Tasks for Finding the Whole from the Part

Tasks for Finding the Whole from the Part

Fraction Matcher by PhET Interactive Simulations, University of Colorado Boulder, licensed under CC-BY-4.0 (https://phet.colorado.edu)

Objective:

  • To learn how to compare and equate prime numbers, mixed numbers.

This virtual work is designed for use in mathematics lessons on the following topics

  • Grade 4. “Tasks to find the whole from the parts”

Theoretical part

Problems to find the whole from parts

In these problems we are given a part of a whole and we know what that part is. Our task is to find this whole.

Example: Nazgul has 5 apples. This is 1/3 of all the apples in the basket. How many apples are in the basket?

Answer:

  • If we know that 1/3 of a fraction is 5 apples, then to find the whole, we need to divide 5 apples by 1/3.
  • Dividing by a fraction is the same as multiplying by the inverse fraction: 5 ÷ 1/3 = 5 * 3/1 = 15 apples.

Comparing and balancing fractions and mixed numbers

Compare fractions:

  • If the denominators of fractions are the same, compare the numerators: the larger the numerator, the larger the fraction.
  • If the denominators are different, make the fractions have a common denominator and then compare the numerators.

Compare mixed numbers:

First compare the whole numbers. If they are equal, compare the fractional parts.

Criteria for making fractions equal

  • Equality of the numerators and denominators: The simplest case: two fractions are equal if their numerators and denominators are equal. For example, 3/4 = 3/4.
  • Fraction reduction: A fraction can be reduced by dividing its numerator and denominator by the same number (other than zero). The resulting fraction is equal to the original fraction. For example, a fraction 6/8 can be reduced by 2, resulting in a fraction 3/4. So 6/8 = 3/4.

Virtual Experiment

In the Aligning Simple Fractions virtual experiment, students learn to find and align fractions using numbers and pictures. Performs fraction calculations in a fun way to easily master the topic of simple fractions. Align the same fractions using different numbers and fraction representations.

Progression:

Part 1. Play with correct and incorrect simple fractions

Step 1. Start the simulation: You will be presented with 2 different modes: “Fraction” and “Mixed Numbers”. Open the “Fraction” section.

Step 2. In the workspace you will be presented with 8 different levels of problems. Levels 1-2 use less than 1 fraction. Levels 3-6 use fewer than 2 fractions. Levels 7-8 use only more than 1 and less than 2 fractions. 

Step 3. Open the first level. In the work area you are provided with: 

  • Windows that collect correctly aligned fractions (1);
  • Scales for comparing fractions (2);
  • Fractions passed for comparing and balancing (3);
  • Buttons to “return to levels” and “update fraction types” (4); 
  • Level and number of points (5).

Step 4. Bring any fraction to the scales by left-clicking and dragging it. 

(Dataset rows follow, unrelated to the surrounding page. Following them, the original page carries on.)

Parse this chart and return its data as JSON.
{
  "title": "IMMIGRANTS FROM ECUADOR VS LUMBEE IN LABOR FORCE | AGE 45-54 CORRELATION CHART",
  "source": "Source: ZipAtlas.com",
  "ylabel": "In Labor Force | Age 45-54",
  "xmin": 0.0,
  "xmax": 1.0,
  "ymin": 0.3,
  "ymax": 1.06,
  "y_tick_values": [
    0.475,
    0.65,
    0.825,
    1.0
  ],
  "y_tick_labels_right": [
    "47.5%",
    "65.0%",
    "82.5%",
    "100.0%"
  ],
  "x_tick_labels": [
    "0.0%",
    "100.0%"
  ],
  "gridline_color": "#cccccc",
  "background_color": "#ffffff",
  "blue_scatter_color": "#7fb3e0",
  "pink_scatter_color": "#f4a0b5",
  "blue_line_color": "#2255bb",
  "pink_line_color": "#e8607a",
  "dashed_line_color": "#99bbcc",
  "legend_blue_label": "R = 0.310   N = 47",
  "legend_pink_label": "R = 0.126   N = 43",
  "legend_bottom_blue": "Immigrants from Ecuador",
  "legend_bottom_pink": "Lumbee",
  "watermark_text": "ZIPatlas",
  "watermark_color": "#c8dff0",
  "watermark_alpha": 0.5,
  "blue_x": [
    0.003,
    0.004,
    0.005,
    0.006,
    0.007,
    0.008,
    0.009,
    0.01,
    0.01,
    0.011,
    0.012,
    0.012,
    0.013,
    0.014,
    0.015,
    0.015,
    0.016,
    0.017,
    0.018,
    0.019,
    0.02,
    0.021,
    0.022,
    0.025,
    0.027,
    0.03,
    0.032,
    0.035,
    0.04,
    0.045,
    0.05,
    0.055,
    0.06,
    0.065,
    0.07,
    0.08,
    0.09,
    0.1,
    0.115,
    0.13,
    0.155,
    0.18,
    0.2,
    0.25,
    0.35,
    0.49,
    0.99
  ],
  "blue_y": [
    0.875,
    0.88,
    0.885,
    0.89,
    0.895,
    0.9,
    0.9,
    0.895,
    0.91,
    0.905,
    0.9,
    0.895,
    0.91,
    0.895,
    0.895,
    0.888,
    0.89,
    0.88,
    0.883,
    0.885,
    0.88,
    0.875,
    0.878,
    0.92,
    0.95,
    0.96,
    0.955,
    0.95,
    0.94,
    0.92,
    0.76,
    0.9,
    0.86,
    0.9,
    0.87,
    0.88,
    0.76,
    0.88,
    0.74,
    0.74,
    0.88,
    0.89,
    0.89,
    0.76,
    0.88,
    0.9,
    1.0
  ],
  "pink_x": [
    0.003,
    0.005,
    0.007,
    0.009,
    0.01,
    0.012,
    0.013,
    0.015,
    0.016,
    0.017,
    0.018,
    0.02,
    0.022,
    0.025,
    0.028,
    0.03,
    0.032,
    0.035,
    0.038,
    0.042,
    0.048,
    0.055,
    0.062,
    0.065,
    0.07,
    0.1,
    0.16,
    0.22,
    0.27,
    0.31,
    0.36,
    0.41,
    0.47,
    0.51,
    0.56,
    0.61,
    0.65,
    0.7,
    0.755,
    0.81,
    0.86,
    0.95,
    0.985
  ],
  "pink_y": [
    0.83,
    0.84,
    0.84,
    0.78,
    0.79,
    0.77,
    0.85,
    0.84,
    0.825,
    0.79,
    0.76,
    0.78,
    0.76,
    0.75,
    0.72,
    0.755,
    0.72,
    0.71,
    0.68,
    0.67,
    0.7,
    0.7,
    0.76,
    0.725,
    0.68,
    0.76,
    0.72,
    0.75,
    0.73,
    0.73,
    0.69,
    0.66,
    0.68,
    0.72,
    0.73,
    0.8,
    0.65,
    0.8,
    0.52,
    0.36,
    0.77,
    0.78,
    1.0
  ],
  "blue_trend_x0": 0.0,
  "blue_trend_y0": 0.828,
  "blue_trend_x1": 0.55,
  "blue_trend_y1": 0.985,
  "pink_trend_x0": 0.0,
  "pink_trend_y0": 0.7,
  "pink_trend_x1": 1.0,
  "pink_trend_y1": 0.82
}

Step 5. Among the remaining fractions, find a fraction that is equal or proportional to the fraction on the scale. Place it on the second scale. 

Step 6. Check for correctness by clicking on the “Check” button. If the fractions are equal, click “OK” and perform the next alignment. If there is an error, click “Try again” and align the fractions from the beginning. 

Step 7. Complete the tasks in a level and move on to the next level.

Part 2. The Mixed Numbers Game

Step 8. Open the “Mixed Numbers” section. In the workspace, you will see 8 different levels of problems. Levels 1-6 use less than 2 mixed number fractions. Levels 7-8 use more than 1 and less than 2 fractions.

Step 9. Open the first level. This section also provides a workspace like the first section. This is where you will do mixed number problems.

Step 10. Move any fraction to the scales by left-clicking and dragging. From the remaining fractions, find one that is equal to or proportional to the fraction on the scale. Place it on the second scale. Check your work by clicking on the “Check” button. 

Step 11. Complete the tasks of one level and move on to the next levels. 

Conclusion

In this simulation, students used the basic property of fractions to reduce fractions by comparing and making fractions equal to each other. Understanding the equality of fractions can be the basis for further learning about fractions and performing various mathematical operations with them.